You are consumed by your children.

And then something happens. Time goes on. You learn to adjust, to roll with the punches, to not freak out over ever boo-boo or later-than-others-milestone-meeting. You start to breathe a little bit.

And then this thing happens. You get together and you go out at night. You get dressed up. You drink. You stop talking about your children. You talk about your marriages. You talk about jobs. You talk about home decorating.

You start a home decorating blog. Instead of sending texts about your baby rolling over, you send photos of your new wallpaper. You walk into a house and say, “Where did you get that fixture?” You hang out during a playdate, without having brought a thing. You ask if it’s OK to run outside to spray paint a basket really quickly (this really happened). You fold laundry together. You look at paint swatches and rug samples.

There’s this thing that happens. You trust your kids. You trust yourself.

And you care a disproportionate amount about light fixtures.

I guess this thing is growing up.

Spring Break.

14 Apr

Please hear me as I say, loud and clear,

I love my children.

I live for them.

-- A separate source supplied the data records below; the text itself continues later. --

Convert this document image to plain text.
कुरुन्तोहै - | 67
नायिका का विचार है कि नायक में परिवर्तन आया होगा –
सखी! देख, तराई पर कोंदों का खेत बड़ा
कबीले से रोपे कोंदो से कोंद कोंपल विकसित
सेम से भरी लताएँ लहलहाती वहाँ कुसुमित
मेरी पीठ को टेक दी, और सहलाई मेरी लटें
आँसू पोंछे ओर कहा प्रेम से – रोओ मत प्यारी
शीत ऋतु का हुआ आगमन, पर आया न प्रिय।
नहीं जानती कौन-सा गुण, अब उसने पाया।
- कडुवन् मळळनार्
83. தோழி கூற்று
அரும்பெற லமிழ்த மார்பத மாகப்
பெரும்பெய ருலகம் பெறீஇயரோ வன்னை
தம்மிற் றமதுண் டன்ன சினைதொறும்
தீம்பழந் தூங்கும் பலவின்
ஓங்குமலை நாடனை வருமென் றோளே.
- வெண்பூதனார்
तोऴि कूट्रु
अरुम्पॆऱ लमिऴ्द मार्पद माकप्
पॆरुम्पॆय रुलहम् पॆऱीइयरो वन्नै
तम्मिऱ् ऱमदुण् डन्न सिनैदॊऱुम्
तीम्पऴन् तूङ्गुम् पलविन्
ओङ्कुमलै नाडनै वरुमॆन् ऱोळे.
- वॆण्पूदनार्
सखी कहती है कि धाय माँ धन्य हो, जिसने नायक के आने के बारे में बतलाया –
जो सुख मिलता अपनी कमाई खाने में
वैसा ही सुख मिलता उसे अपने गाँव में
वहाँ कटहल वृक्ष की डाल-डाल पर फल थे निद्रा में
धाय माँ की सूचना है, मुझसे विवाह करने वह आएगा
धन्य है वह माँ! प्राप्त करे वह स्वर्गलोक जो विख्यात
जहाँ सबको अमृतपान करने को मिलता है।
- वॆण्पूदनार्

I miss them when they are not with me. When I dine at a restaurant without them, I feel like something is missing.

When I pick up my daughter from school each day, I exhale, feeling peace that we are reunited. I even hold her hand at the red lights.

I am obsessed with the cute things they do and say.


I have to admit something:

The whole Spring Break thing is now officially a lot less awesome than it used to be.